The Year-End 2016 Solvency II technical provision (TP) audits raise questions about whether some (re)insurers are doing enough to build the evaluation process into business as usual (BAU). For others, solid foundations for evaluation and audit preparation are already paying dividends.
The TPs are the building blocks of the Solvency II balance sheet and the solvency assessments, decision making and disclosure that stem from it.
Done well, the results offer valuable insights into the risks being run. With so much riding on the TPs, and the diminishing timeline for getting them ready, it is time for the evaluation process to be built into BAU.
The central challenge is how many moving parts and expert judgements are involved, with each having a knock-on impact further down the line. The valuation guidelines are peppered with words like “justification” and “rationale”, putting the onus on your business to show the workings as well as the results. Accordingly, assessing whether the underlying evaluation process was fit for purpose was one of the keys to providing an audit opinion on the material accuracy of the TPs.
We at PwC reviewed around 40 insurers and reinsurers in what was, for most, the first round of Solvency II TP audits, covering businesses of different sizes and product focus. This has given us a good idea of the state of play on TP evaluation now and (re)insurers’ readiness to deal with the tightening timelines. So what have we learned?
There’s a big spread in how effectively TPs are evaluated and built into BAU. The differences have little to do with the size of the organisation – some bigger groups recognise the importance of TPs to their business and its reputation, and have developed capabilities to match this; while others have been hampered by the challenges of applying a complex process to a large and varied organisation. Indeed, some of the businesses out in front are relatively small, suggesting that progress is more about attitude and approach than resources. The big demarcation is between organisations that see value in the TP evaluation and associated audit process, and have prepared accordingly on the one side, and counterparts that see this as just more red tape and have thus opted to do the bare minimum on the other.

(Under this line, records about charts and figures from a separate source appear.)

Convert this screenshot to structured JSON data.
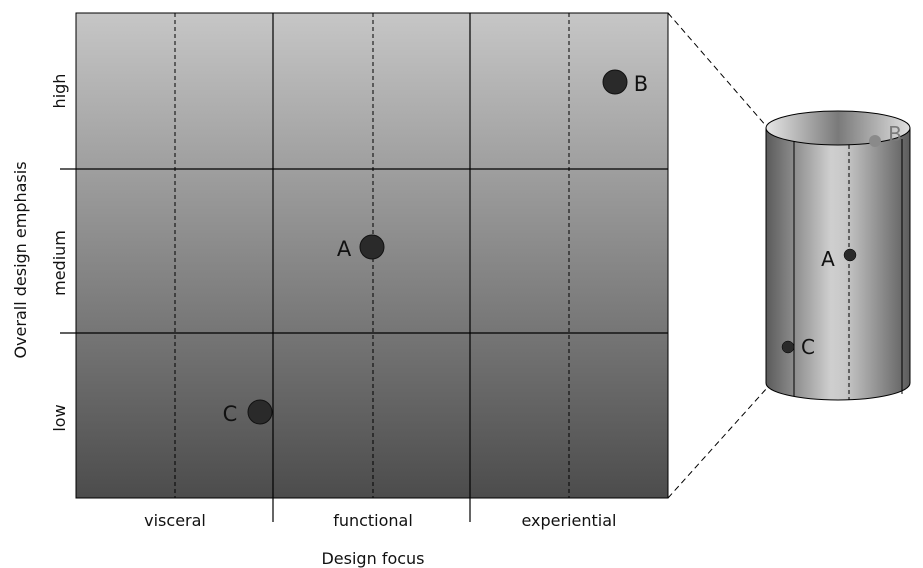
{
  "axes": {
    "x_title": "Design focus",
    "y_title": "Overall design emphasis",
    "columns": [
      "visceral",
      "functional",
      "experiential"
    ],
    "rows": [
      "high",
      "medium",
      "low"
    ]
  },
  "points": [
    {
      "label": "A",
      "column": "functional",
      "row": "medium"
    },
    {
      "label": "B",
      "column": "experiential",
      "row": "high"
    },
    {
      "label": "C",
      "column": "visceral",
      "row": "low"
    }
  ],
  "cylinder_points": [
    {
      "label": "B"
    },
    {
      "label": "A"
    },
    {
      "label": "C"
    }
  ],
  "colors": {
    "grid_top": "#c4c4c4",
    "grid_bottom": "#4e4e4e",
    "point_fill": "#2a2a2a",
    "line": "#000000",
    "faded_point": "#8a8a8a"
  }
}
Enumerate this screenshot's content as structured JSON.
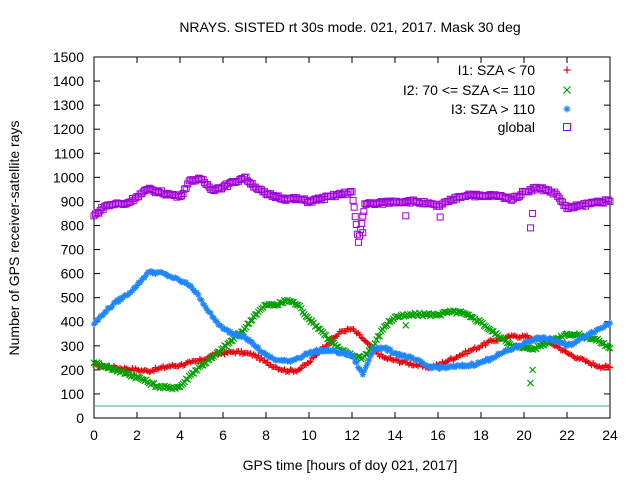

The front-runners are finding that the more they put in, the more value they get out. This includes a better understanding of the economic dynamics of their enterprise and how to address the business opportunities and inefficiencies this reveals. Moreover, solid foundations for TP evaluation and preparation for audit also make the process a lot more straightforward. By contrast, the minimal approach can actually create more work in the long run. It also heightens the risk of error, regulatory sanction and resulting reputational damage.
So what marks out the front-runners and what does ‘fit for purpose’ look like?
A good understanding of what the regulations specifically require and how to apply this to the realities of the business is critical. Less effective approaches are often based on perception or instinct, which raised issues within the audits in a number of key areas including the calculation of the risk margin and changes in treatment of outwards reinsurance.
Close interaction between valuations of IFRS/GAAP and Solvency II TPs, rather than running them as completely separate processes, can help. Breaking down the silos that often close off interdependent activities, such as IFRS/GAAP and Solvency II calculations or finance and actuarial evaluations within Solvency II, makes it easier to deal with differences (e.g. treatment of reinsurance) and ensure that any adjustments in one component evaluation are fully reflected in other relevant areas.
A lot of thought has gone into the make-up, structure and required capabilities of the TP evaluation teams, which ensures that the people involved are clear about their role, their responsibilities and how they interact. This is supported by a systematic governance process. Such clarity is one of the keys to meeting timelines and ultimately building the process into BAU.
Models are not only set up to deal with the complexity of the process, but also flexible enough to respond quickly to changes and apply appropriate proportionality and materiality as required.
Solid documentation ensures that assumptions and requirements are well understood and communicated. This helps people coming into the team to get up and running quickly. It also aids engagement with regulators and auditors, reducing the number of questions arising.
Prior engagement with auditors helps the front-runners to gain a better understanding of focus areas and potential issues. They can then deal with any issues in advance, rather than ‘firefighting’ during the audit.
The approaches and capabilities that mark out the front-runners are proving useful now. As the timelines tighten, they are going to be vital. Less prepared businesses could struggle as inefficiencies become more significant and the need to address them in a hurry drains resources and heightens disruption. TPs are too important for bare minimum compliance.